New SEPA research empowers decisionmakers to be more intentional about including equity in their work

WASHINGTON, D.C. — Without intentionality, historically disadvantaged communities will remain left behind in the transition to transportation electrification. A new toolkit from the Smart Electric Power Alliance (SEPA) equips utilities and regulators with the necessary tools to benchmark how their activities may create inequities, synthesizes industry best practices, and presents guidance for using them across a broad spectrum of program types. Key learnings from this project highlight that utility equity TE efforts require support from the top and dedication across the entire utility; and building trust in the community – through community partnerships, direct community engagement, and early program emphasis – is paramount to success.

“The first step to addressing and overcoming inequity is to benchmark where we are today and measure the improvements we make along the way,” said Garrett Fitzgerald, senior director, electrification at SEPA. “This benchmarking toolkit offers a good starting point for utilities and regulators to intentionally address and integrate equity into transportation electrification programs.

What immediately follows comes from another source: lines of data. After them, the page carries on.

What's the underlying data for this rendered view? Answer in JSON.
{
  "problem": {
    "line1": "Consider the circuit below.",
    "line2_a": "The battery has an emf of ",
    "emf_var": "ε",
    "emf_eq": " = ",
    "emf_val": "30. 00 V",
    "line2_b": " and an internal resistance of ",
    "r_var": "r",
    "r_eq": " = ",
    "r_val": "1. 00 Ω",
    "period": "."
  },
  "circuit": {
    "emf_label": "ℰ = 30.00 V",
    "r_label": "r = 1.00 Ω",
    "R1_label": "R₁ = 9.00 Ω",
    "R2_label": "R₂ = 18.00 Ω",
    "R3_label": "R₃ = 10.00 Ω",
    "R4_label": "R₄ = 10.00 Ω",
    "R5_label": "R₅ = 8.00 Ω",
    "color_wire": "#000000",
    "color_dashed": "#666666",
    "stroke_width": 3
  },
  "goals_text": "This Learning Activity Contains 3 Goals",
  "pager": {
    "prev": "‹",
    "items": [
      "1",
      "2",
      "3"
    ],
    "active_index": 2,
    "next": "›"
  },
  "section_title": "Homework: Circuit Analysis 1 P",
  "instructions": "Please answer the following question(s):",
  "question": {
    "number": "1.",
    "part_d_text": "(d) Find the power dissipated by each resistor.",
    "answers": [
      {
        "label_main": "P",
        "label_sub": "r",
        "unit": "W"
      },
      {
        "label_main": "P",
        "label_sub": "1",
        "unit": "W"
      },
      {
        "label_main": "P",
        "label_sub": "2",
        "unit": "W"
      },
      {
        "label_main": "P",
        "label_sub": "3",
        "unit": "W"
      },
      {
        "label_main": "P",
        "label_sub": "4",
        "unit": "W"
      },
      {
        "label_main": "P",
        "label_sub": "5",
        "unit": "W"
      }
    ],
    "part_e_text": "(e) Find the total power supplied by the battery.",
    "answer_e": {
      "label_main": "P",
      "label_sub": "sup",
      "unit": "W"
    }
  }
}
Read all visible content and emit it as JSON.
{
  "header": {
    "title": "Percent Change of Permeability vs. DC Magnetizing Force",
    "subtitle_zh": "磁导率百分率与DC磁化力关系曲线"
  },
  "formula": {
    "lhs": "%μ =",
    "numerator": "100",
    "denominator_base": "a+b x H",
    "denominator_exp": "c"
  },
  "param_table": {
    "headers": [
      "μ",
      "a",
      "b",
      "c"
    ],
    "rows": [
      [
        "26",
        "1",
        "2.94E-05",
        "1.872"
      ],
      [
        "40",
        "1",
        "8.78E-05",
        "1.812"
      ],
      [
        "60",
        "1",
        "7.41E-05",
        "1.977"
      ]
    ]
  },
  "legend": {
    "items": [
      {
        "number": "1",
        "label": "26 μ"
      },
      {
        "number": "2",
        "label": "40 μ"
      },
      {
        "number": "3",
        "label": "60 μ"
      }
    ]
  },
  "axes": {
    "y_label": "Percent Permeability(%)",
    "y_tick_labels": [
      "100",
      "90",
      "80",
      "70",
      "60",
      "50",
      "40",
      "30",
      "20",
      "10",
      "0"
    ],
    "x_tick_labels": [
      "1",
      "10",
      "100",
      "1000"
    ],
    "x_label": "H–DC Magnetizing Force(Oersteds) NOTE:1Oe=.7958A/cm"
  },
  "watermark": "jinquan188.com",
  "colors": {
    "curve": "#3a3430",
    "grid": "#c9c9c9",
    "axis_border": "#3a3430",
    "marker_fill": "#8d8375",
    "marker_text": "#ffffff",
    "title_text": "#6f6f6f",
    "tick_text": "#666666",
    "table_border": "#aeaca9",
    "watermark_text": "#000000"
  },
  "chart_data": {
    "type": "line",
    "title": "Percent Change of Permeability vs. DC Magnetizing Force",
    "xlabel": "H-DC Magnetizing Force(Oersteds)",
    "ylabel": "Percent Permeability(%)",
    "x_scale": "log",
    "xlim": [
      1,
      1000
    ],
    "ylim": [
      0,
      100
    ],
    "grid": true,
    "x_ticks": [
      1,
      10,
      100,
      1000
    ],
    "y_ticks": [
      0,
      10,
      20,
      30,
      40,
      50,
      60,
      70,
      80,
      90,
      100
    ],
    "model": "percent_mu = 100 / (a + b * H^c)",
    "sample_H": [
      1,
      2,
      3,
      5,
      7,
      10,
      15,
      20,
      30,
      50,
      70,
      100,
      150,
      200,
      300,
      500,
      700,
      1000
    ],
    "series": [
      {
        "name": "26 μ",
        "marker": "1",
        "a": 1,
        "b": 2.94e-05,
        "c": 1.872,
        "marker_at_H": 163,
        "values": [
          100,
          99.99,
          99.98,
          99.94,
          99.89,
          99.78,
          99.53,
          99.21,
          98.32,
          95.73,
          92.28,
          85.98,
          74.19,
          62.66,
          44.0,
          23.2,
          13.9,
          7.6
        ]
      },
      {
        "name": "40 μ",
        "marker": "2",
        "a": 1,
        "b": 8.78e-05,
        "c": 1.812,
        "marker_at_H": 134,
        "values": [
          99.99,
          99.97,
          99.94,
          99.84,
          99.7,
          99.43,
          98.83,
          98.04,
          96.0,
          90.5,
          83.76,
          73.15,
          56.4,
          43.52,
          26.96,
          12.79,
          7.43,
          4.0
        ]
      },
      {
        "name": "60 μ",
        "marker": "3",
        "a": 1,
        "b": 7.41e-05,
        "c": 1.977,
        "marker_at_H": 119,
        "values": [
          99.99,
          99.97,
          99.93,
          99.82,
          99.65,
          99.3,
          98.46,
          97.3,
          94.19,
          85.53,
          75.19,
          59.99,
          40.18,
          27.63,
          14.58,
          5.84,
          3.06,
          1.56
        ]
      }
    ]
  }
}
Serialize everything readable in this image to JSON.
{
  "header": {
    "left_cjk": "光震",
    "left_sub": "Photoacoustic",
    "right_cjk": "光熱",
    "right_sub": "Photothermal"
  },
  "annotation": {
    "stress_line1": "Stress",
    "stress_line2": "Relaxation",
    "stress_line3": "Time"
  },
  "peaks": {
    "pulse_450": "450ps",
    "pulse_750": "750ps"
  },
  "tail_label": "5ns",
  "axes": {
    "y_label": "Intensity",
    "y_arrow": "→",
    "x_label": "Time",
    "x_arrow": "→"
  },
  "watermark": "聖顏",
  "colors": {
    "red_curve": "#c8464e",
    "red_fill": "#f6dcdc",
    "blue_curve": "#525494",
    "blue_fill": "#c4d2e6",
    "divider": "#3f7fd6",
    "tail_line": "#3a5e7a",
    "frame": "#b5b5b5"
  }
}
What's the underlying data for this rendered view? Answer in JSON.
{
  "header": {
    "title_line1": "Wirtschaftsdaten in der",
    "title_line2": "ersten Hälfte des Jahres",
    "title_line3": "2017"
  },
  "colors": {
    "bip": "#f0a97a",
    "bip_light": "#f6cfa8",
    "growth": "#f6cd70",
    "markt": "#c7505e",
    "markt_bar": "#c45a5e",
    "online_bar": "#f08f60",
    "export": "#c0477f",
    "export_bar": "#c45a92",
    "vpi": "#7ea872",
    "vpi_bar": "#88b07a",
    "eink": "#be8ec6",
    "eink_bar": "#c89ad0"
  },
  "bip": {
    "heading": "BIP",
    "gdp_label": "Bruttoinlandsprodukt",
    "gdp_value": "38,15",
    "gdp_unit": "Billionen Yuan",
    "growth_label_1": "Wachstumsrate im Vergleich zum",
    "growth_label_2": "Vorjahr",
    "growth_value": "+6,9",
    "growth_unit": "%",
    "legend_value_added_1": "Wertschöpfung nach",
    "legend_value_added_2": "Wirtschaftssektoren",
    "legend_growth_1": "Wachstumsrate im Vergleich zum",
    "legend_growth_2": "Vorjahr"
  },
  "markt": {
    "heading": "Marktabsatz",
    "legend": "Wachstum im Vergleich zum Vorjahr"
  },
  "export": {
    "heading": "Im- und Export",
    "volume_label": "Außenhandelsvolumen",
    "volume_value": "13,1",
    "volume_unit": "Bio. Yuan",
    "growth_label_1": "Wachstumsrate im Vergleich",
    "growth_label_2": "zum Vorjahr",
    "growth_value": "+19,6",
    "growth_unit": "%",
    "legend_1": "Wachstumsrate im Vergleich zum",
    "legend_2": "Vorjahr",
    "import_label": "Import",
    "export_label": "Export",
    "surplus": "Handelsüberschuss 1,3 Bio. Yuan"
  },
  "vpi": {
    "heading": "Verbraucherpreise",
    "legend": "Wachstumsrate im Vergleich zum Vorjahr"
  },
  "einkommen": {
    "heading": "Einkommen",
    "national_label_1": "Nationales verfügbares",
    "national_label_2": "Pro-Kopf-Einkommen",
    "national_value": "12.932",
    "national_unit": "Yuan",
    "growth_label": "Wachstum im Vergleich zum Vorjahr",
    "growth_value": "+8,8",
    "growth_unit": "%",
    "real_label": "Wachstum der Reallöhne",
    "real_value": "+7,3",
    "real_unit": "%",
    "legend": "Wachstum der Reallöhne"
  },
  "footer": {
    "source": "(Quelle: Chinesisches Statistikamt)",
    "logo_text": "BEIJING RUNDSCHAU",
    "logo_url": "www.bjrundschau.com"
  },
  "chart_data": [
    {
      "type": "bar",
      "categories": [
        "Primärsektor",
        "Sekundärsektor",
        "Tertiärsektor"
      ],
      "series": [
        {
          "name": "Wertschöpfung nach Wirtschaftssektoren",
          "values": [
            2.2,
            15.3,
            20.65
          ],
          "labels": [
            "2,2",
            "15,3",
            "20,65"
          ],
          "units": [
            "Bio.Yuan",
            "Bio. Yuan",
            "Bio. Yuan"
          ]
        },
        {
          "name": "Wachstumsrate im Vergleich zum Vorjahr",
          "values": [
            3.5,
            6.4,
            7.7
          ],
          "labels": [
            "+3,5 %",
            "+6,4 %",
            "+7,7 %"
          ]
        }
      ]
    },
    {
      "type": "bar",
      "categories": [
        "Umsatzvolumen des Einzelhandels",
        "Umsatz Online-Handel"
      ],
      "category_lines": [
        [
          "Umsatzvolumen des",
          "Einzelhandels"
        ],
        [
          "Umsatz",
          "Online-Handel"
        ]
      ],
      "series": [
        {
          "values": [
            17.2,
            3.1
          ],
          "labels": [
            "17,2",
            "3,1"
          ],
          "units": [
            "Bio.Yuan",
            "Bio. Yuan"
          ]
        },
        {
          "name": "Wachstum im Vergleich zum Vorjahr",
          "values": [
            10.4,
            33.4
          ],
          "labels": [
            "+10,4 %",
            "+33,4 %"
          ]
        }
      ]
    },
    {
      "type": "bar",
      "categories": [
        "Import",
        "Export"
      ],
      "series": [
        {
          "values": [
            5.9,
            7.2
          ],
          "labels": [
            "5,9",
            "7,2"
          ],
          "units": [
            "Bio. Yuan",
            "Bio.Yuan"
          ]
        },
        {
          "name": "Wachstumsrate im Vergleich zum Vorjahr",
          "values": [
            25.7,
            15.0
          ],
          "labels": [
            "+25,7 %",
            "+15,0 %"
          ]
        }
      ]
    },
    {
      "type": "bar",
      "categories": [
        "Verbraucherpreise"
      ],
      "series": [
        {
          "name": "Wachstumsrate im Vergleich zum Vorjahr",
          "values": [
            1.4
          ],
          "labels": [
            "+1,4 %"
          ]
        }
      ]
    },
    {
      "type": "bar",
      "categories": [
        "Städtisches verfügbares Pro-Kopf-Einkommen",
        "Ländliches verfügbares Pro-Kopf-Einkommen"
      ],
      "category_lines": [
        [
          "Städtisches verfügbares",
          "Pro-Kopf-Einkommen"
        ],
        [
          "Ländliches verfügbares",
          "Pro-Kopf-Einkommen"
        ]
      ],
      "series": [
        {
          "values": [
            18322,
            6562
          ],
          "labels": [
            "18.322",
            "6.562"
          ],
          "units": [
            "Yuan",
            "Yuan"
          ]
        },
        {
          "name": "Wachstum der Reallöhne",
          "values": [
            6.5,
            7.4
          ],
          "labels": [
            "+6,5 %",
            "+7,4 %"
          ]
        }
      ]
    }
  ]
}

Produced in collaboration with the Electric Power Research Institute (EPRI), the project leverages the perspectives and best practices of utilities and community-based organizations (CBO) to create an equitable transition. Utilities conveyed an overwhelming desire to develop more equitable TE programs that benefit all customer segments. CBOs undoubtedly are more actively involved in decision-making processes today and their recommendations are beginning to carry significant weight.

“SEPA developed this toolkit to support and strengthen efforts to ensure equity as we progress transportation electrification nationwide, ensuring no customer or community gets left behind in the clean energy transition,” said Sheri Givens, SEPA president and CEO. “I am incredibly proud of the year-long effort that the SEPA and EPRI team engaged on with over 150 community members across 10 states, along with the staff of eight utilities, to ascertain best practices and guidance to ensure accessibility and affordability going forward. That said, we recognize much work remains. SEPA will continue to lead by example by incorporating equity into our projects and building trust within our members’ communities.”

Utilities must actively engage with their communities, meet their customers where they are with their education and outreach programs, and remove barriers to participation. Developing partnerships with community organizations, leveraging existing community events, understanding the real needs of the locality and providing programs that solve specific problems are a start.

Based on these findings, the project’s toolkit starts with providing common language to define equity, community, and the role of the utility, recognizing the utility cannot be solely responsible for achieving equity as that work will be shared with government, private, and non-utility actors. From common language emerges the metrics utilities can use to set goals designed to accomplish specific equity objectives, allowing stakeholders to track real-world impacts.

The project, Benchmarking Equitable Transportation Electrification: Program Design and Benchmarking Toolkit includes an insight brief on the importance of equity, a set of 16 modules covering a broad range of TE programs, and a comprehensive report on benchmarking TE equity. Each TE program module includes an overview of the TE program, potential contributions to inequities and approaches to addressing inequities, benchmarking metrics most relevant to that TE program, stakeholder roles, and examples of equitable TE program best practices.